Abstract

We study the effects of instrumental systematics on the estimation of primordial non-Gaussianity using the cosmic microwave background (CMB) bispectrum from both the temperature and the polarization anisotropies. For temperature systematics we consider gain fluctuation and beam distortions. For polarization we consider effects related to known instrumental systematics: calibration, pixel rotation, differential gain, pointing, and ellipticity of the instrument beam. We consider these effects at the next to leading order, which we refer to as nonlinear systematic effects. We find that if the instrumental response is linearly proportional to the received CMB intensity, then only the shape of the primordial CMB bispectrum, if there is any, will be distorted.
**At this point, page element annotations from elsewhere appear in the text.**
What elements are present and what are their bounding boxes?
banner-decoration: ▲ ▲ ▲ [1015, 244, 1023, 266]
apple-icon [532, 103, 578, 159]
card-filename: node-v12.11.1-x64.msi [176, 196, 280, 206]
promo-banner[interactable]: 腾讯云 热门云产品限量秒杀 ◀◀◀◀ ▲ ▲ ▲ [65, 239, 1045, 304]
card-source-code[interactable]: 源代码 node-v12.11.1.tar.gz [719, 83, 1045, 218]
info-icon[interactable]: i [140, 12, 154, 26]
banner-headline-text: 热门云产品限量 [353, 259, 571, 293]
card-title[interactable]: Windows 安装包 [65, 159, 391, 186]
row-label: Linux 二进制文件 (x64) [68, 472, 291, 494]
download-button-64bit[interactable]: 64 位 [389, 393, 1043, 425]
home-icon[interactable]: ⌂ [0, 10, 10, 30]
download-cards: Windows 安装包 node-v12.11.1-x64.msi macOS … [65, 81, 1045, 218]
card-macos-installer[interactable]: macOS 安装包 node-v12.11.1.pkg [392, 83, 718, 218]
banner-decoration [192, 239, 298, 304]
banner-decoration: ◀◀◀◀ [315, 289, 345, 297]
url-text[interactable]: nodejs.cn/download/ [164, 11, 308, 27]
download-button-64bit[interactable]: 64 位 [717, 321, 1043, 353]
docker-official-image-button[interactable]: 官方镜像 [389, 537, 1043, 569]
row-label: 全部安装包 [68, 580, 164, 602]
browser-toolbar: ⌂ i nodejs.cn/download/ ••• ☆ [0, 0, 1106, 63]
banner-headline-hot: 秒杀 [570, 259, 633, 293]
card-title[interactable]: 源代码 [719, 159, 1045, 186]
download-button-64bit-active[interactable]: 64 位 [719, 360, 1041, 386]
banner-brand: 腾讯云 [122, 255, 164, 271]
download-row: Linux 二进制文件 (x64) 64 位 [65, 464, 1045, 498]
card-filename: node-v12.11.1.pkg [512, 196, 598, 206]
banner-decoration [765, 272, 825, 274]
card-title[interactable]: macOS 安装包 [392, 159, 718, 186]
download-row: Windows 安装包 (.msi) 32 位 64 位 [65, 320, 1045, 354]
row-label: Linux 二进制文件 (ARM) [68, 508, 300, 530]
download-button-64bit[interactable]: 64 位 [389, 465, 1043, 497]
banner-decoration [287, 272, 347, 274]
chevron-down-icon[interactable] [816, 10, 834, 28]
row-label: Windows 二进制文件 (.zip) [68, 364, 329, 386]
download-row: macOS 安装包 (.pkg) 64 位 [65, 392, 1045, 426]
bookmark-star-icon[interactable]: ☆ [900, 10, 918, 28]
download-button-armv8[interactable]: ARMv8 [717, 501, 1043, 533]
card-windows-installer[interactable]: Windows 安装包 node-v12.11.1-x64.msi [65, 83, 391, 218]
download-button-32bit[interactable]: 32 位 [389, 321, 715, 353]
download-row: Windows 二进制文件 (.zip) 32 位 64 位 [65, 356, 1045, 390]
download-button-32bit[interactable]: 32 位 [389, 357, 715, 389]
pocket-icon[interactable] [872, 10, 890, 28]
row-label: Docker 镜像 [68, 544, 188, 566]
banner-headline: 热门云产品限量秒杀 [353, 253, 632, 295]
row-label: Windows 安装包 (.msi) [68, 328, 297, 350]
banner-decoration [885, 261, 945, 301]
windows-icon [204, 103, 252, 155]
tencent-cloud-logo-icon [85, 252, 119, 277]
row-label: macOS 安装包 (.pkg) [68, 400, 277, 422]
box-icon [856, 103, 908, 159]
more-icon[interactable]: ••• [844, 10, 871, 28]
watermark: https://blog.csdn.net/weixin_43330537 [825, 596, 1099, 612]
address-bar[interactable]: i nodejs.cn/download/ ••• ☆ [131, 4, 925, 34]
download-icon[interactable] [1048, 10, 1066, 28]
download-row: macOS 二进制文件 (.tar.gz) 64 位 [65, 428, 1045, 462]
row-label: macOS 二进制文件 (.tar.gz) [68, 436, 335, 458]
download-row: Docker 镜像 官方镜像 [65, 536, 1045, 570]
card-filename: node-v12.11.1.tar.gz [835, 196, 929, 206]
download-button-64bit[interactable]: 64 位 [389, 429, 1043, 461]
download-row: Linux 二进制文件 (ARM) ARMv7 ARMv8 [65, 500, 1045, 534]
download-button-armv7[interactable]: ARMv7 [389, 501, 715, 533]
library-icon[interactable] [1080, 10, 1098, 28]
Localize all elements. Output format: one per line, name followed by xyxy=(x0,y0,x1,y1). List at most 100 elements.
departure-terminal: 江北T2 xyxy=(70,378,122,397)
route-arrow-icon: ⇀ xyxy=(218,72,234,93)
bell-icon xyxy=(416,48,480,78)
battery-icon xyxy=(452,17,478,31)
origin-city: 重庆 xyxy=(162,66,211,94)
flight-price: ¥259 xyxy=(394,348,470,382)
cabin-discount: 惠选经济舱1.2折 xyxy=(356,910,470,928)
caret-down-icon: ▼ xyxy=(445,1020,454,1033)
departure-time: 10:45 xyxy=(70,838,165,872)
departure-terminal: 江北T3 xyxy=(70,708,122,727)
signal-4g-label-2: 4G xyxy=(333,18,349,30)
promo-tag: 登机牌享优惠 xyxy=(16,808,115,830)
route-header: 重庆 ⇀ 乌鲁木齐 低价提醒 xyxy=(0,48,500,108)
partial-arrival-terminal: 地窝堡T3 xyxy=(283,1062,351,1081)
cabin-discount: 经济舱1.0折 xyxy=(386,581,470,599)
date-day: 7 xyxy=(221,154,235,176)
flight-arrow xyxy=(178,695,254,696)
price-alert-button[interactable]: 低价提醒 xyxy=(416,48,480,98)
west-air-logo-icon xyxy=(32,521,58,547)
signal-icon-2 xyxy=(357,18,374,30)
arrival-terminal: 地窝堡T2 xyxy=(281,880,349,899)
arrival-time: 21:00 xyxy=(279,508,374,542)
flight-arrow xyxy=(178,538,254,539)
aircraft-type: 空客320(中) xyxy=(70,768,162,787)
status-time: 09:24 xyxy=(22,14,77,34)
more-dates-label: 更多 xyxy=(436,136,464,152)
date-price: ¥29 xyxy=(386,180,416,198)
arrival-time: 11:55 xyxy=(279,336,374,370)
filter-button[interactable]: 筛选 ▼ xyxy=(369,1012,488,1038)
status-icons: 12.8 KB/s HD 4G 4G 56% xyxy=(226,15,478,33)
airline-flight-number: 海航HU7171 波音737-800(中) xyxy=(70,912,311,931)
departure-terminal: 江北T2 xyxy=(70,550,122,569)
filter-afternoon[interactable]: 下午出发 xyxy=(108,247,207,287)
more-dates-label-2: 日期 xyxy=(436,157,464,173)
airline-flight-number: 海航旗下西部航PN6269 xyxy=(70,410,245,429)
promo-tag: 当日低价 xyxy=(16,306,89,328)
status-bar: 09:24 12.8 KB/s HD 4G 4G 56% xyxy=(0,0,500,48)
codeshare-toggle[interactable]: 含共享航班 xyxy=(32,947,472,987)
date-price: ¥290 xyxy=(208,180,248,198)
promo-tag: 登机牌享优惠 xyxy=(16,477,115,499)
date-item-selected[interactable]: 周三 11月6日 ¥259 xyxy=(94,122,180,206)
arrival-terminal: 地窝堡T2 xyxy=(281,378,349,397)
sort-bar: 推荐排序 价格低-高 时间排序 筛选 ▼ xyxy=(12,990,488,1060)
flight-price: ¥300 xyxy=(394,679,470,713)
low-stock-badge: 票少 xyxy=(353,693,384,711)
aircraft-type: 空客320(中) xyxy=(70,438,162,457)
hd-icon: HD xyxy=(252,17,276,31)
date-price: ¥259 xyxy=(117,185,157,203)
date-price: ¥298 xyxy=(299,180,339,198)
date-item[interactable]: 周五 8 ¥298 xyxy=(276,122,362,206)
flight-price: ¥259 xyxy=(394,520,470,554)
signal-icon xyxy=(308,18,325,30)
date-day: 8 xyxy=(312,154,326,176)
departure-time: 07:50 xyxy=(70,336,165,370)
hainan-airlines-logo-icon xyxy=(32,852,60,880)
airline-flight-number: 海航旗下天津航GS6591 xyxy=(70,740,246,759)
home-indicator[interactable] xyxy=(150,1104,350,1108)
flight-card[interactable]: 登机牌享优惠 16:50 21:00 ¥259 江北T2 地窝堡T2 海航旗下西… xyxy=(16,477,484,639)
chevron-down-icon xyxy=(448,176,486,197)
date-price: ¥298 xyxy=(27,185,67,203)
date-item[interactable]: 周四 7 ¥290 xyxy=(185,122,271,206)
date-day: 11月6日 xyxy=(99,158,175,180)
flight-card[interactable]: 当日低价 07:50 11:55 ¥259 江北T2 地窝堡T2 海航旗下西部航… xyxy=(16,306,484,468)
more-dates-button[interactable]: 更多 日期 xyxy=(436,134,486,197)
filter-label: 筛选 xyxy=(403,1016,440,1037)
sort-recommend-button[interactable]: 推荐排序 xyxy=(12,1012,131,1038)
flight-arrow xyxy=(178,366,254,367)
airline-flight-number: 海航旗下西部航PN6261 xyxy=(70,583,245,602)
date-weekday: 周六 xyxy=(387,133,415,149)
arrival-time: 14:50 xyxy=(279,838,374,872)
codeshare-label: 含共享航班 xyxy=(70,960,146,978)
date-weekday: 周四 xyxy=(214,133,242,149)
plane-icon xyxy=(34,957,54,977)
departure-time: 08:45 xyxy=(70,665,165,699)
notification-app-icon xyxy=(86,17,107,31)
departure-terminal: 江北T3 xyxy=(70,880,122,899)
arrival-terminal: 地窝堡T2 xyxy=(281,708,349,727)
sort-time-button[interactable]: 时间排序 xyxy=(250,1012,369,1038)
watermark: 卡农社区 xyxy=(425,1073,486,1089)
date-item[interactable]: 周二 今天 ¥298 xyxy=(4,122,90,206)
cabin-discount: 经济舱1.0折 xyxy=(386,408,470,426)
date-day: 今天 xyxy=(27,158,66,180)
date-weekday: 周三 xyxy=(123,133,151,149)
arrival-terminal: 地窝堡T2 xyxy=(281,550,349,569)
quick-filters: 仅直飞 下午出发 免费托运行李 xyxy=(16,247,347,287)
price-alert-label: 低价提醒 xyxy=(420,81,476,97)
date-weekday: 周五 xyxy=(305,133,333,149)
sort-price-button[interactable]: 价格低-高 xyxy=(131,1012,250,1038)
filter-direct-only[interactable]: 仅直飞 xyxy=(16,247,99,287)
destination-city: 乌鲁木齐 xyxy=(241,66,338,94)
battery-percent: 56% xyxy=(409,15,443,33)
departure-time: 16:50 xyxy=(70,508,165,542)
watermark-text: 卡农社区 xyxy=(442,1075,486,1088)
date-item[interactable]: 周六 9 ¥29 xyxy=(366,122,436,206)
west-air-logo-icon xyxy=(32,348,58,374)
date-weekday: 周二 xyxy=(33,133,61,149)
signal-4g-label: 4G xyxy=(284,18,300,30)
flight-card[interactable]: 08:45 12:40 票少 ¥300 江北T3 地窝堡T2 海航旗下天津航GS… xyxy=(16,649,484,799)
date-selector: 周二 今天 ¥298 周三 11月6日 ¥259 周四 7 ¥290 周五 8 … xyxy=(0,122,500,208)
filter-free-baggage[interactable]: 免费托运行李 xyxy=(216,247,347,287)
We show that the nonlinear response of the instrument can in general result in spurious non-Gaussian features on both the CMB temperature and polarization anisotropies, even if the primordial CMB is completely Gaussian. We determine the level for both the linear and nonlinear systematics parameters for which they would cause no significant degradation of our ability to constrain the primordial non-Gaussianity amplitude ${f}_{\mathrm{NL}}$. We find that the nonlinear systematics are potentially a bigger worry for extracting the primordial non-Gaussianity than the linear systematics, especially because the current and near future CMB probes are optimized for CMB power-spectrum measurements which are not particularly sensitive to the nonlinear instrument response. We find that if instrumental nonlinearities are not controlled by dedicated calibration, the effective local non-Gaussianity can be as large as ${f}_{\mathrm{NL}}\ensuremath{\sim}O(10)$ before the corresponding nonlinearities show up in the CMB dipole measurements. The higher-order multipoles are even less sensitive to instrumental nonlinearities.